Resumo: O surgimento de cepas resistentes aos fármacos utilizados na terapia antirretroviral cresce de forma alarmante em escala global. Os antirretrovirais utilizados no tratamento de primeira e segunda linha do HIV são os que mais possuem relatos de casos de cepas resistentes. Os inibidores da protease são uma classe de drogas antirretrovirais que possui participação fundamental nos esquemas de tratamento da AIDS. Além do surgimento da resistência aos IPs utilizados nos esquemas usuais de tratamento, já existem relatos de resistência o Darunavir, um inibidor da protease usado no tratamento de resgate terapêutico em casos de pacientes que já apresentam falha no tratamento inicial e resistência comprovada.
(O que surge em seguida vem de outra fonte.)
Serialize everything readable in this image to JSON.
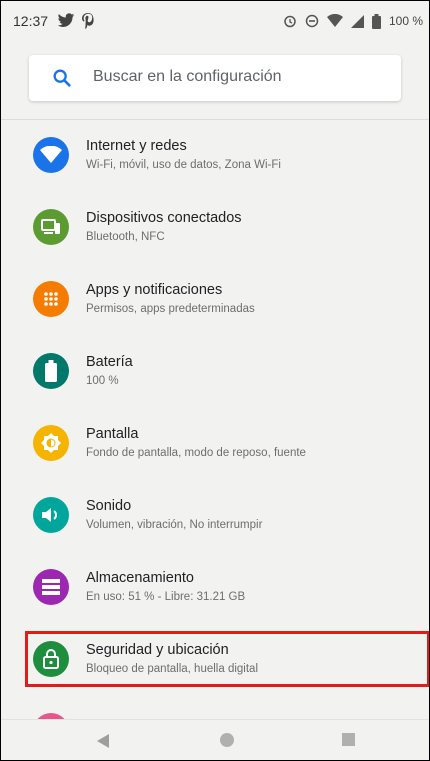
{
  "status": {
    "time": "12:37",
    "battery_percent": "100 %",
    "left_icons": [
      "twitter-icon",
      "pinterest-icon"
    ],
    "right_icons": [
      "alarm-icon",
      "do-not-disturb-icon",
      "wifi-icon",
      "signal-icon",
      "battery-icon"
    ]
  },
  "search": {
    "placeholder": "Buscar en la configuración"
  },
  "settings": {
    "items": [
      {
        "title": "Internet y redes",
        "subtitle": "Wi-Fi, móvil, uso de datos, Zona Wi-Fi",
        "icon": "wifi-icon",
        "color": "#1a73e8"
      },
      {
        "title": "Dispositivos conectados",
        "subtitle": "Bluetooth, NFC",
        "icon": "connected-devices-icon",
        "color": "#5c9b32"
      },
      {
        "title": "Apps y notificaciones",
        "subtitle": "Permisos, apps predeterminadas",
        "icon": "apps-icon",
        "color": "#f57c00"
      },
      {
        "title": "Batería",
        "subtitle": "100 %",
        "icon": "battery-icon",
        "color": "#00796b"
      },
      {
        "title": "Pantalla",
        "subtitle": "Fondo de pantalla, modo de reposo, fuente",
        "icon": "brightness-icon",
        "color": "#f4b400"
      },
      {
        "title": "Sonido",
        "subtitle": "Volumen, vibración, No interrumpir",
        "icon": "volume-icon",
        "color": "#00a69c"
      },
      {
        "title": "Almacenamiento",
        "subtitle": "En uso: 51 % - Libre: 31.21 GB",
        "icon": "storage-icon",
        "color": "#9c27b0"
      },
      {
        "title": "Seguridad y ubicación",
        "subtitle": "Bloqueo de pantalla, huella digital",
        "icon": "lock-icon",
        "color": "#1e8e3e"
      }
    ]
  },
  "navbar": {
    "buttons": [
      "back-icon",
      "home-icon",
      "recents-icon"
    ]
  }
}
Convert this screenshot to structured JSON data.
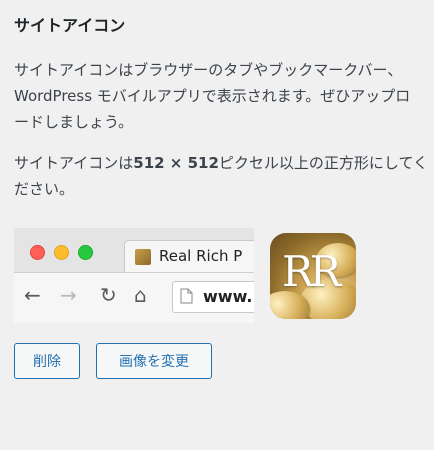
{
  "section": {
    "title": "サイトアイコン",
    "description": "サイトアイコンはブラウザーのタブやブックマークバー、WordPress モバイルアプリで表示されます。ぜひアップロードしましょう。",
    "size_note_prefix": "サイトアイコンは",
    "size_note_bold": "512 × 512",
    "size_note_suffix": "ピクセル以上の正方形にしてください。"
  },
  "preview": {
    "tab_title": "Real Rich P",
    "address_text": "www.",
    "nav_back": "←",
    "nav_forward": "→",
    "nav_reload": "↻",
    "nav_home": "⌂"
  },
  "site_icon": {
    "monogram": "RR"
  },
  "buttons": {
    "remove_label": "削除",
    "change_label": "画像を変更"
  },
  "colors": {
    "accent": "#2271b1",
    "background": "#f0f0f1"
  }
}
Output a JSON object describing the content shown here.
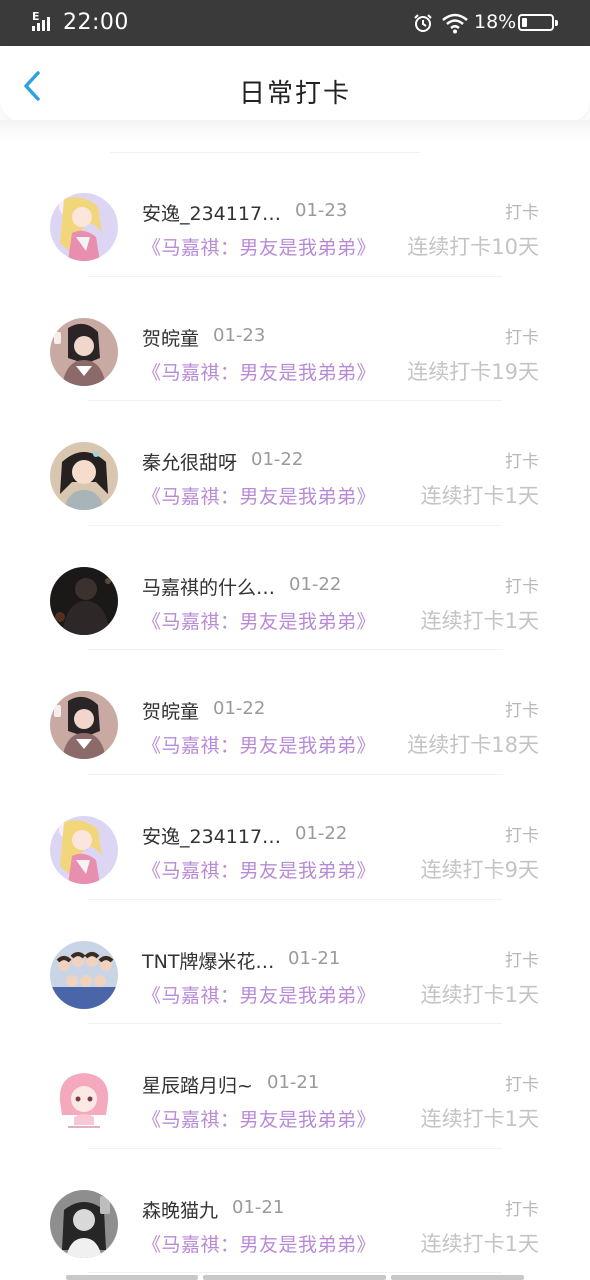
{
  "status_bar": {
    "signal_label": "E",
    "time": "22:00",
    "battery_percent": "18%",
    "battery_level": 0.18,
    "icons": [
      "signal-icon",
      "alarm-icon",
      "wifi-icon",
      "battery-icon"
    ]
  },
  "nav": {
    "title": "日常打卡",
    "back_icon": "chevron-left-icon",
    "accent_color": "#2aa3e0"
  },
  "colors": {
    "book_title": "#b98bd6",
    "meta": "#9a9a9a"
  },
  "entries": [
    {
      "name": "安逸_234117…",
      "date": "01-23",
      "tag": "打卡",
      "book": "《马嘉祺：男友是我弟弟》",
      "streak": "连续打卡10天",
      "avatar": "anime-girl-avatar"
    },
    {
      "name": "贺皖童",
      "date": "01-23",
      "tag": "打卡",
      "book": "《马嘉祺：男友是我弟弟》",
      "streak": "连续打卡19天",
      "avatar": "girl-selfie-avatar"
    },
    {
      "name": "秦允很甜呀",
      "date": "01-22",
      "tag": "打卡",
      "book": "《马嘉祺：男友是我弟弟》",
      "streak": "连续打卡1天",
      "avatar": "girl-portrait-avatar"
    },
    {
      "name": "马嘉祺的什么…",
      "date": "01-22",
      "tag": "打卡",
      "book": "《马嘉祺：男友是我弟弟》",
      "streak": "连续打卡1天",
      "avatar": "dark-photo-avatar"
    },
    {
      "name": "贺皖童",
      "date": "01-22",
      "tag": "打卡",
      "book": "《马嘉祺：男友是我弟弟》",
      "streak": "连续打卡18天",
      "avatar": "girl-selfie-avatar"
    },
    {
      "name": "安逸_234117…",
      "date": "01-22",
      "tag": "打卡",
      "book": "《马嘉祺：男友是我弟弟》",
      "streak": "连续打卡9天",
      "avatar": "anime-girl-avatar"
    },
    {
      "name": "TNT牌爆米花…",
      "date": "01-21",
      "tag": "打卡",
      "book": "《马嘉祺：男友是我弟弟》",
      "streak": "连续打卡1天",
      "avatar": "group-photo-avatar"
    },
    {
      "name": "星辰踏月归~",
      "date": "01-21",
      "tag": "打卡",
      "book": "《马嘉祺：男友是我弟弟》",
      "streak": "连续打卡1天",
      "avatar": "pink-cartoon-avatar"
    },
    {
      "name": "森晚猫九",
      "date": "01-21",
      "tag": "打卡",
      "book": "《马嘉祺：男友是我弟弟》",
      "streak": "连续打卡1天",
      "avatar": "mono-photo-avatar"
    }
  ]
}
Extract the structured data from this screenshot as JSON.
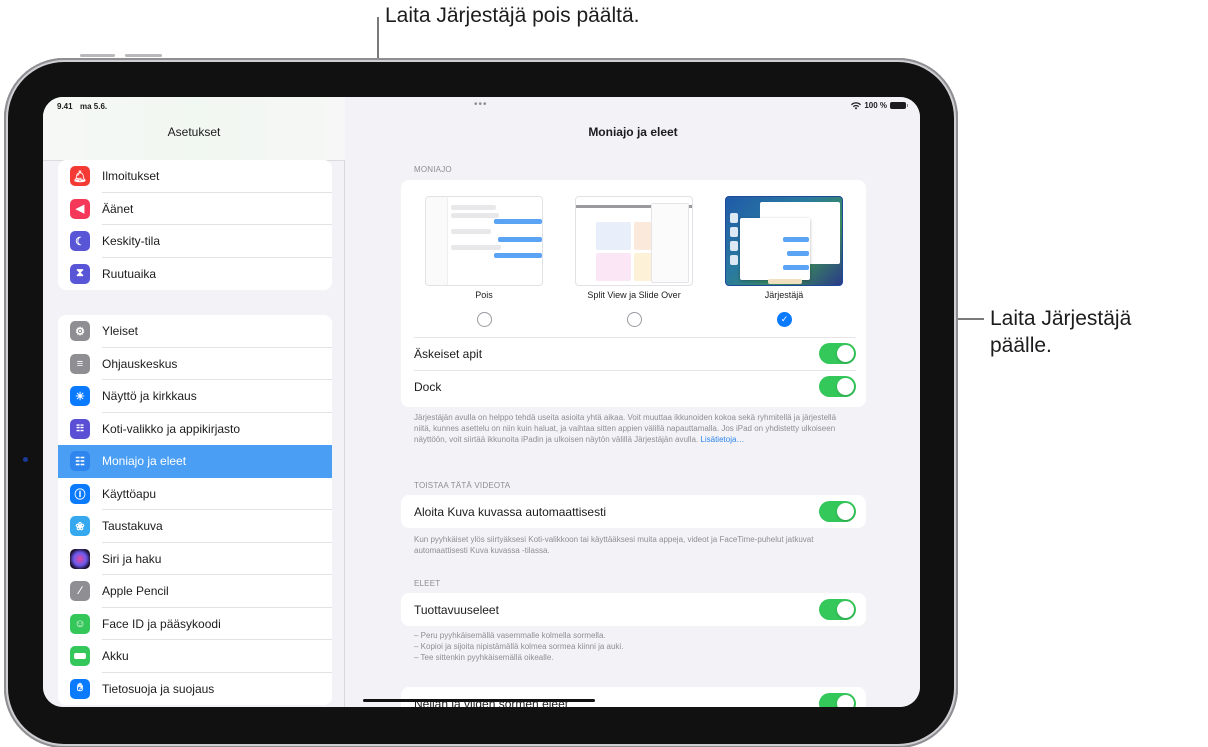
{
  "callouts": {
    "top": "Laita Järjestäjä pois päältä.",
    "right_line1": "Laita Järjestäjä",
    "right_line2": "päälle."
  },
  "status_bar": {
    "time": "9.41",
    "date": "ma 5.6.",
    "battery": "100 %",
    "multitask_dots": "•••"
  },
  "sidebar": {
    "title": "Asetukset",
    "groups": [
      {
        "items": [
          {
            "label": "Ilmoitukset",
            "icon": "bell-icon",
            "color": "#f53a35"
          },
          {
            "label": "Äänet",
            "icon": "speaker-icon",
            "color": "#f5385a"
          },
          {
            "label": "Keskity-tila",
            "icon": "moon-icon",
            "color": "#5856d6"
          },
          {
            "label": "Ruutuaika",
            "icon": "hourglass-icon",
            "color": "#5856d6"
          }
        ]
      },
      {
        "items": [
          {
            "label": "Yleiset",
            "icon": "gear-icon",
            "color": "#8e8e93"
          },
          {
            "label": "Ohjauskeskus",
            "icon": "switches-icon",
            "color": "#8e8e93"
          },
          {
            "label": "Näyttö ja kirkkaus",
            "icon": "sun-icon",
            "color": "#0a7aff"
          },
          {
            "label": "Koti-valikko ja appikirjasto",
            "icon": "app-grid-icon",
            "color": "#5b4fd6"
          },
          {
            "label": "Moniajo ja eleet",
            "icon": "multitasking-icon",
            "color": "#2f86ee",
            "active": true
          },
          {
            "label": "Käyttöapu",
            "icon": "accessibility-icon",
            "color": "#0a7aff"
          },
          {
            "label": "Taustakuva",
            "icon": "flower-icon",
            "color": "#36a8f0"
          },
          {
            "label": "Siri ja haku",
            "icon": "siri-icon",
            "color": "#2a1e3a"
          },
          {
            "label": "Apple Pencil",
            "icon": "pencil-icon",
            "color": "#8e8e93"
          },
          {
            "label": "Face ID ja pääsykoodi",
            "icon": "faceid-icon",
            "color": "#34c759"
          },
          {
            "label": "Akku",
            "icon": "battery-icon",
            "color": "#34c759"
          },
          {
            "label": "Tietosuoja ja suojaus",
            "icon": "hand-icon",
            "color": "#0a7aff"
          }
        ]
      }
    ]
  },
  "detail": {
    "title": "Moniajo ja eleet",
    "multitasking": {
      "header": "MONIAJO",
      "options": [
        {
          "label": "Pois",
          "selected": false
        },
        {
          "label": "Split View ja Slide Over",
          "selected": false
        },
        {
          "label": "Järjestäjä",
          "selected": true
        }
      ],
      "toggles": [
        {
          "label": "Äskeiset apit",
          "on": true
        },
        {
          "label": "Dock",
          "on": true
        }
      ],
      "footer": "Järjestäjän avulla on helppo tehdä useita asioita yhtä aikaa. Voit muuttaa ikkunoiden kokoa sekä ryhmitellä ja järjestellä niitä, kunnes asettelu on niin kuin haluat, ja vaihtaa sitten appien välillä napauttamalla. Jos iPad on yhdistetty ulkoiseen näyttöön, voit siirtää ikkunoita iPadin ja ulkoisen näytön välillä Järjestäjän avulla.",
      "footer_link": "Lisätietoja…"
    },
    "video": {
      "header": "TOISTAA TÄTÄ VIDEOTA",
      "toggle": {
        "label": "Aloita Kuva kuvassa automaattisesti",
        "on": true
      },
      "footer": "Kun pyyhkäiset ylös siirtyäksesi Koti-valikkoon tai käyttääksesi muita appeja, videot ja FaceTime-puhelut jatkuvat automaattisesti Kuva kuvassa -tilassa."
    },
    "gestures": {
      "header": "ELEET",
      "toggle": {
        "label": "Tuottavuuseleet",
        "on": true
      },
      "footer_lines": [
        "– Peru pyyhkäisemällä vasemmalle kolmella sormella.",
        "– Kopioi ja sijoita nipistämällä kolmea sormea kiinni ja auki.",
        "– Tee sittenkin pyyhkäisemällä oikealle."
      ],
      "partial_toggle": {
        "label": "Neljän ja viiden sormen eleet",
        "on": true
      }
    }
  }
}
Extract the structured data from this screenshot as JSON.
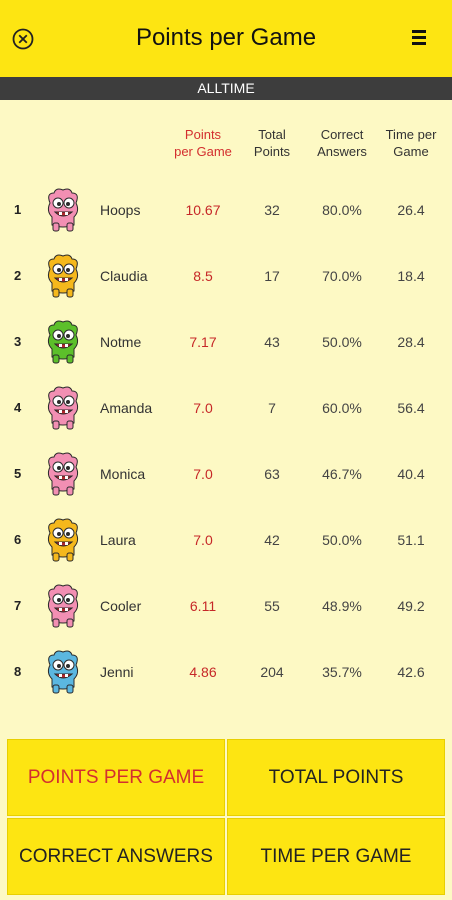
{
  "header": {
    "title": "Points per Game"
  },
  "filter": {
    "label": "ALLTIME"
  },
  "columns": {
    "ppg": [
      "Points",
      "per Game"
    ],
    "total": [
      "Total",
      "Points"
    ],
    "correct": [
      "Correct",
      "Answers"
    ],
    "time": [
      "Time per",
      "Game"
    ]
  },
  "players": [
    {
      "rank": "1",
      "name": "Hoops",
      "ppg": "10.67",
      "total": "32",
      "correct": "80.0%",
      "time": "26.4",
      "monster": "pink"
    },
    {
      "rank": "2",
      "name": "Claudia",
      "ppg": "8.5",
      "total": "17",
      "correct": "70.0%",
      "time": "18.4",
      "monster": "yellow"
    },
    {
      "rank": "3",
      "name": "Notme",
      "ppg": "7.17",
      "total": "43",
      "correct": "50.0%",
      "time": "28.4",
      "monster": "green"
    },
    {
      "rank": "4",
      "name": "Amanda",
      "ppg": "7.0",
      "total": "7",
      "correct": "60.0%",
      "time": "56.4",
      "monster": "pink"
    },
    {
      "rank": "5",
      "name": "Monica",
      "ppg": "7.0",
      "total": "63",
      "correct": "46.7%",
      "time": "40.4",
      "monster": "pink"
    },
    {
      "rank": "6",
      "name": "Laura",
      "ppg": "7.0",
      "total": "42",
      "correct": "50.0%",
      "time": "51.1",
      "monster": "yellow"
    },
    {
      "rank": "7",
      "name": "Cooler",
      "ppg": "6.11",
      "total": "55",
      "correct": "48.9%",
      "time": "49.2",
      "monster": "pink"
    },
    {
      "rank": "8",
      "name": "Jenni",
      "ppg": "4.86",
      "total": "204",
      "correct": "35.7%",
      "time": "42.6",
      "monster": "blue"
    }
  ],
  "buttons": {
    "points_per_game": "POINTS PER GAME",
    "total_points": "TOTAL POINTS",
    "correct_answers": "CORRECT ANSWERS",
    "time_per_game": "TIME PER GAME"
  },
  "colors": {
    "header_bg": "#fde512",
    "page_bg": "#fdf9c4",
    "accent_red": "#d32f2f",
    "filter_bar": "#3d3d3d",
    "monster_pink": "#f28fb3",
    "monster_yellow": "#f5b81c",
    "monster_green": "#5cbf2a",
    "monster_blue": "#5bb7e0"
  },
  "icons": {
    "close": "close-circle-icon",
    "menu": "hamburger-menu-icon"
  }
}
Portanto, este trabalho tem por objetivoavaliar, identificar e quantificar as mutações na protease do HIV-1 3UCB, bem como avaliar, por meio de simulações de dinâmica molecular, o impacto que as mutações produzem na interação a 3UCB e o seu ligante darunavir quando comparados com a protease do HIV-1 nativa 4LL3 complexada ao mesmo ligante. Os resultados obtidos neste estudo mostraram que a protease do HIV-1 mutante 3UCB apresentou um perfil de ligação ligeiramente mais estável que complexo da protease do HIV-1 nativa 4LL3, com resultados de energia livre de ligação -68,77 e -64,62kcal/mol, respectivamente.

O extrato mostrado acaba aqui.